De impact van partner-geïnitieerde-communicatieondersteuning is vooral duidelijk in situaties binnen de gezondheidszorg, waar PMA met onbekende gesprekspartners communiceren (bijv. artsen en verpleging) en zich qua positie ondergeschikt voelen. Dit verhoogt de sociale druk van de PMA om ongewone communicatiestijlen te vermijden. Indien de hulpverleners getraind zijn om communicatieondersteuningen te initiëren, hulpmiddelen te gebruiken en zich aan te passen aan de individuele communicatieve mogelijkheden, zullen PMA sneller de neiging hebben om zelf de strategieën toe te passen.
Ook ongepaste over-aanpassingen kunnen worden bestreden met CPT. Partners zonder afasie kunnen leren om gedrag te vermijden, dat kinderachtig en neerbuigend overkomt – een communicatiestijl die een negatief effect heeft op het zelfvertrouwen en zelfrespect van de luisteraar (Croteau & Le Dorze, 2001; Nussbaum, Pitts, Huber, Krieger & Ohs, 2005; O’Connor & Rigby, 1996; Ryan et al., 1986).
De Commmunication Accomodation Theory toont de noodzaak om PMA in staat te stellen communicatiestrategieën of hulpmiddelen te gebruiken, die gesprekken vergemakkelijken ondanks het verschil met de spreekstijl van de gesprekspartner.
Aanbevelingen
Er is veel onderzoek gedaan naar Communication Accomodation Theory binnen de sociolingustiek. Echter zijn er nog maar weinig onderzoeken gericht op afasie.

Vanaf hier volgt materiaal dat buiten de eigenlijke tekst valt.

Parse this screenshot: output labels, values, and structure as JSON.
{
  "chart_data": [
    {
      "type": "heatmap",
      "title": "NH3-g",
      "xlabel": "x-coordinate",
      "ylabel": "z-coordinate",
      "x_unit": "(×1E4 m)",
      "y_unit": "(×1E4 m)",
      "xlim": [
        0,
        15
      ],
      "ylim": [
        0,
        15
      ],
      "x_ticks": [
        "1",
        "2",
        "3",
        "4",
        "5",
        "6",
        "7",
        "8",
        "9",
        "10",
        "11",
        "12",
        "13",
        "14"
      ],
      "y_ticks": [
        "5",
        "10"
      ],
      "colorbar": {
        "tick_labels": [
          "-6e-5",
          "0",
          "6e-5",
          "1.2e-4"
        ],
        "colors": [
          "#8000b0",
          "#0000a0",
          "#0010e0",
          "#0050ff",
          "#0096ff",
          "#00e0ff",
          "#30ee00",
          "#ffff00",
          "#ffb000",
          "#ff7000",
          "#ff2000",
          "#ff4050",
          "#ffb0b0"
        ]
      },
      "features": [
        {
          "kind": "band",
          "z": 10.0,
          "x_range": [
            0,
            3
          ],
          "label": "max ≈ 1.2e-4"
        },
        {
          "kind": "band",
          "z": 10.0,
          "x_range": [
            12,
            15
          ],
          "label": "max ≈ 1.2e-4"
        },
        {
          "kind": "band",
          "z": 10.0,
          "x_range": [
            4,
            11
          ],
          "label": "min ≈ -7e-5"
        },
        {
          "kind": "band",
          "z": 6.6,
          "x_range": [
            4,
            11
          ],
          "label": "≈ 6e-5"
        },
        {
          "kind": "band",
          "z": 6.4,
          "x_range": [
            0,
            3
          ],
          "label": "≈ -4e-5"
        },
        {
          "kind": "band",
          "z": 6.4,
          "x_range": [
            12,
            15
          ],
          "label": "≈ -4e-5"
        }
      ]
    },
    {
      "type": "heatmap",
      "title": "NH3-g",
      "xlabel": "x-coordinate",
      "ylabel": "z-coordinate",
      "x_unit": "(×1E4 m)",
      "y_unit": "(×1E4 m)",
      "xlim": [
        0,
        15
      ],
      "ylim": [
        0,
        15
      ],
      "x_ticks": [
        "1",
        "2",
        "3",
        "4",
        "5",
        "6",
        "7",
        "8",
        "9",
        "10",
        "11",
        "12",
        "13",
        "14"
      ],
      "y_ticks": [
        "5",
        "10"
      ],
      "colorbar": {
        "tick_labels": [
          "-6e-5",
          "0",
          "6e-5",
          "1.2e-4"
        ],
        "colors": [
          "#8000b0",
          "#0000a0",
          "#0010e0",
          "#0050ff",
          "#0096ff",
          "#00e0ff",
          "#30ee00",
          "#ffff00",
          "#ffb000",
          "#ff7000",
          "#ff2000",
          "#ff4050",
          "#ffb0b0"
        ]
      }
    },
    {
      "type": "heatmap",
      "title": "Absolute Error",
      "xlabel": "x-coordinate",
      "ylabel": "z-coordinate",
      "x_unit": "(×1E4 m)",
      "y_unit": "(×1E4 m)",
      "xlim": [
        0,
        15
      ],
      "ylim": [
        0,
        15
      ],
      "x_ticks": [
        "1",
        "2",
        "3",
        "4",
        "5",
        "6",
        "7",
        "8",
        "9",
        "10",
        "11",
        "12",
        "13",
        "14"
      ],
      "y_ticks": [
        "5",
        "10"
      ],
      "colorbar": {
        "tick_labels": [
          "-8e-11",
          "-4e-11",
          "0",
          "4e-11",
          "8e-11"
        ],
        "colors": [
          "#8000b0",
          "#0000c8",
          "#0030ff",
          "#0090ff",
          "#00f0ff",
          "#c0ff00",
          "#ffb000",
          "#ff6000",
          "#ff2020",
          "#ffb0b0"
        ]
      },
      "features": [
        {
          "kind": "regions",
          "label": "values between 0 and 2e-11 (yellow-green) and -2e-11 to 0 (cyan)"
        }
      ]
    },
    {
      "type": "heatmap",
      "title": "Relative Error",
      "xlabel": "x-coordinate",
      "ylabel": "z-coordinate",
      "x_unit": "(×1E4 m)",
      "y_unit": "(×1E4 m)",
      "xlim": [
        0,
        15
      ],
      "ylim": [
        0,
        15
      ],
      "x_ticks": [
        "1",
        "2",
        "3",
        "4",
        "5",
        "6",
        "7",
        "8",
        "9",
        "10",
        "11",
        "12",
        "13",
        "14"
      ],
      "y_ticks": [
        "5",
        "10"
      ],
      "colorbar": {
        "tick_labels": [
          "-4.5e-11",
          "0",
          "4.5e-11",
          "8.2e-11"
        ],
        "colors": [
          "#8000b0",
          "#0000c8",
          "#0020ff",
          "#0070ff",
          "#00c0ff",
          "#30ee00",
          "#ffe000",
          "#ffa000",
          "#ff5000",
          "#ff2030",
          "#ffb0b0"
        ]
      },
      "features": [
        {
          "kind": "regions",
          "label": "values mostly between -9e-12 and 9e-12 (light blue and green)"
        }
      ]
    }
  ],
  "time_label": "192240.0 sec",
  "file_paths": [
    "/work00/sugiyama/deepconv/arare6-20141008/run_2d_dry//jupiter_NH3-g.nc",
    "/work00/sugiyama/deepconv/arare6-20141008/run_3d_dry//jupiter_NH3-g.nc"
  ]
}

Het zou interessant zijn om communicatiepatronen bij PMA te onderzoeken, die in gesprek zijn met gesprekspartners die juist wel of juist geen ondersteunende communicatiestrategieën introduceren. Effectiviteit van afzonderlijke methoden voor partner training (bijv., SCA, Kagan et al., 2001; FRAME & SEGUE models of training, Burns et al., 2017) zou onderzocht kunnen worden om vast te stellen wat het effect is op de aanpassingen van de partners in de communicatie met PMA.
Conclusie
Communication Accomodation Theory suggereert een mogelijke oorzaak voor de communicatieproblemen bij afasie. Daarnaast biedt de theorie een duidelijke motivering voor partner training.
Implicaties voor de praktijk
Gebruik de kennis uit de Communication Accomodation Theory bij het begeleiden en vooral ook trainen van partners. Partners zullen zich niet bewust zijn van de belangrijke rol die zij hebben in het gesprek met hun afatische partners. Het gebruiken van ondersteunende communicatiestrategieën is niet vanzelfsprekend voor veel partners en vergt uitleg én training.